Minimum amount of RNA for real-time PCR - (Mar/10/2006 )
What is the minimal amount of RNA to use for a TaqMan real time PCR reaction? Because I have just a very low amount of RNA isolated from my samples (just 1 microgram).
I have similar issues to you, so I may not be able to give you the best advice.
What I have noticed is that it depends on a lot of variables. Like, the copy number of the gene of interest in your sample, the quality of the RNA, and whether its from a plasmid or just genomic RNA that you have extracted.
Someone else might be able to help more specifically. Can you tell us something about those variables?
I've made cDNA using just a couple hundred nanograms of RNA in 20uL reactions. A single uL of this first strand reaction was sufficient for qRT-PCR of the genes I needed to look at. Generally I would use 1ug RNA per cDNA reaction but haven't seen any problems using several fold less RNA if it becomes necessary.
If you are still concerned look into the protocol designed for single cell RT-PCR, from Ambion I believe. They perform an amplification step to increase starting material.

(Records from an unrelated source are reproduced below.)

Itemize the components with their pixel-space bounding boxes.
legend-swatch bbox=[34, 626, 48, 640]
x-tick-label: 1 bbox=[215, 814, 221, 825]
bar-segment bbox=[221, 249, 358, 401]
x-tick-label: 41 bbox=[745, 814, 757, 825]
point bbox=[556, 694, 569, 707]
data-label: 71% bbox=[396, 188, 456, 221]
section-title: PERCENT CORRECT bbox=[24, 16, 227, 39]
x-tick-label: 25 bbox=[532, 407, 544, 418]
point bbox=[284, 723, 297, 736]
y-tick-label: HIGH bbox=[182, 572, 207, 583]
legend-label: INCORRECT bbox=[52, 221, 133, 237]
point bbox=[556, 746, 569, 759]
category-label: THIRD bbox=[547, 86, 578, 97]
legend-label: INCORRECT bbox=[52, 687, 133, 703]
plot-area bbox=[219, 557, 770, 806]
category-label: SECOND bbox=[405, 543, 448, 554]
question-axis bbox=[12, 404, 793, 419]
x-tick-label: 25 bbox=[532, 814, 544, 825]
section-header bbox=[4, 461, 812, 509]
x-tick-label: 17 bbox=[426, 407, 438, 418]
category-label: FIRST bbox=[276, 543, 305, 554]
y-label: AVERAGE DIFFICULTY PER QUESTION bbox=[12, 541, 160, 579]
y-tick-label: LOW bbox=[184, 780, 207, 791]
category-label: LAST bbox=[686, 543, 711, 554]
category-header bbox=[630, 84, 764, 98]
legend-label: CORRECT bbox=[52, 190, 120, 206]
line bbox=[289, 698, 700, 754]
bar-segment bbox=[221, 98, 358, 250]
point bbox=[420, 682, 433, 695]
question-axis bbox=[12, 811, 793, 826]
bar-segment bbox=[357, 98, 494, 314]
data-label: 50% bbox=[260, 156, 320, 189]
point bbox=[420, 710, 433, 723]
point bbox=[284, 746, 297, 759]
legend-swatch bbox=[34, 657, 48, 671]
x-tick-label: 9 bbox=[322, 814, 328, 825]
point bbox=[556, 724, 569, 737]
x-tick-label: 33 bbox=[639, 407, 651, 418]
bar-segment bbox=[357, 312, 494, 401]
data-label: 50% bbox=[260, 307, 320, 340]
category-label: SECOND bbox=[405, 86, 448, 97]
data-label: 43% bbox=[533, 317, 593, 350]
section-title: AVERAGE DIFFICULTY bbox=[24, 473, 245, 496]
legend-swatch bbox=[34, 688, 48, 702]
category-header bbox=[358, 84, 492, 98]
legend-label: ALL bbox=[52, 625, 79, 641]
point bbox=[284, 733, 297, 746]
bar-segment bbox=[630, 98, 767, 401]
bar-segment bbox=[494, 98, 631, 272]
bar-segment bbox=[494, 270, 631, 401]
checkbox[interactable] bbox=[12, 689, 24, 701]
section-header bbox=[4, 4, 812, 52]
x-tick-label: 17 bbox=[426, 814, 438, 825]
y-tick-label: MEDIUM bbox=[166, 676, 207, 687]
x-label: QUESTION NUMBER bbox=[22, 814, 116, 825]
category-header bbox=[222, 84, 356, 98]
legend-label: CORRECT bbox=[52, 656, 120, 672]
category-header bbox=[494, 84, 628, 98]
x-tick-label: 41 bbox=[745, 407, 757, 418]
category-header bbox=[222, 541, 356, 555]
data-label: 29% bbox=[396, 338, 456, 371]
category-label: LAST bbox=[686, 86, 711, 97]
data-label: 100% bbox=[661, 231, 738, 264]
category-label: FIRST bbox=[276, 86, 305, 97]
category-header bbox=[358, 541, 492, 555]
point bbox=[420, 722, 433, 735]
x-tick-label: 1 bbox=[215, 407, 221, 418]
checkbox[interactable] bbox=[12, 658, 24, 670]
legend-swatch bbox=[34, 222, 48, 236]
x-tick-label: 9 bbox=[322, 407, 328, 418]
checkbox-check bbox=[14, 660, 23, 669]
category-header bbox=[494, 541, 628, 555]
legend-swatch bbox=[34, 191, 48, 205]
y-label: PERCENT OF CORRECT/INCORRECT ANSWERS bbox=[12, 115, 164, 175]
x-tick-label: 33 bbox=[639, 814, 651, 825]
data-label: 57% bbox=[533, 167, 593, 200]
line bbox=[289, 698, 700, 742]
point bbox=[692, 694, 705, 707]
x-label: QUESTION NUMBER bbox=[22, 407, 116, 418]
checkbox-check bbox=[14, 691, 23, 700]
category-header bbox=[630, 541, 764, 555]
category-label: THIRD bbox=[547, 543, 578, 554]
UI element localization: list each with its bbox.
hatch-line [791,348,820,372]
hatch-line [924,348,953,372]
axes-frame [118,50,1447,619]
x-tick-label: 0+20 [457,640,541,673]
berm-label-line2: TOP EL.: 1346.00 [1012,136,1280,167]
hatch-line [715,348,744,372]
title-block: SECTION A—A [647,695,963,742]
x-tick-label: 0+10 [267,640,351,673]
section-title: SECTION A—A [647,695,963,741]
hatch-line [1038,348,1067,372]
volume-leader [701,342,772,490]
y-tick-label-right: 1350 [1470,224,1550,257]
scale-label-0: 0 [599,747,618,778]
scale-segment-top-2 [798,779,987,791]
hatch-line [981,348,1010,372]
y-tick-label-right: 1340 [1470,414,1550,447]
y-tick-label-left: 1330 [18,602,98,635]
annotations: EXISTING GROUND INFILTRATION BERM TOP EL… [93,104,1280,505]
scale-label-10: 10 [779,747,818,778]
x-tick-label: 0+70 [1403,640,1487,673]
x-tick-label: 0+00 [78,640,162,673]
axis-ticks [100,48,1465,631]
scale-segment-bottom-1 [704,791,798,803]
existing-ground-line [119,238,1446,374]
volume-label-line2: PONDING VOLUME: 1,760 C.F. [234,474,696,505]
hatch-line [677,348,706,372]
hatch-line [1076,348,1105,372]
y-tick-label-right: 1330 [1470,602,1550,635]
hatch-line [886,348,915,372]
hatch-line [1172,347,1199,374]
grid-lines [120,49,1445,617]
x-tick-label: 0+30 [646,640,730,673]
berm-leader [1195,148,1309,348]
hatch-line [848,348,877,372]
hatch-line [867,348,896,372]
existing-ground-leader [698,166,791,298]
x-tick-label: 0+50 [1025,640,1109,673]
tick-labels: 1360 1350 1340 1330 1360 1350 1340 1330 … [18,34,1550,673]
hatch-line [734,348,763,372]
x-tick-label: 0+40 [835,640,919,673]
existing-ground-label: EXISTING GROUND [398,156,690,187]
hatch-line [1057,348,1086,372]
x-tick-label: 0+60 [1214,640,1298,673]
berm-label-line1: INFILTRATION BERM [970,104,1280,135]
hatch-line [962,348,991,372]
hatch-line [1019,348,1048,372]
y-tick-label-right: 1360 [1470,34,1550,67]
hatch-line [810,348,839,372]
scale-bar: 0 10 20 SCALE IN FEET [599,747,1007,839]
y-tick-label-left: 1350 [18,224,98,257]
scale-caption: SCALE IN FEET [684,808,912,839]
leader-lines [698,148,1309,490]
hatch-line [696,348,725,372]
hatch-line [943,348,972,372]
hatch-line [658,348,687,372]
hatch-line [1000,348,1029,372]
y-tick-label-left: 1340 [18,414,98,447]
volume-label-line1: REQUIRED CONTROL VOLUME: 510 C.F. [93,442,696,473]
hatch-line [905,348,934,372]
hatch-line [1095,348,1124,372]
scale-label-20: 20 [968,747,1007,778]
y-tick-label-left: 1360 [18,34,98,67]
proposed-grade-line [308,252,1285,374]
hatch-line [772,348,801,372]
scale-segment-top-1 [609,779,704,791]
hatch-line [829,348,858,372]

Thanks for your answers so far. To add a bit more information about the experiment: I isolated RNA from FACS sorted cells and obtained 0,6 microgram total RNA, which I have to use after RT for a 364 well TaqMan real time PCR. The quality is quite ok, but a have to measure low abundant genes. So any further hints would be nice. Thanks.
I think you might be really struggling to make enough cDNA for 364 wells from just 0.6 ug RNA.
Even if you did very small reactions, and added only 0.5 ul of cDNA to each... you would still need 182 ul of cDNA, which for me would normally mean around 9 ug of RNA.
Can you do a practise run and see what is the minimum cDNA you can use?
Have you thought about amplifying your cDNA in some way?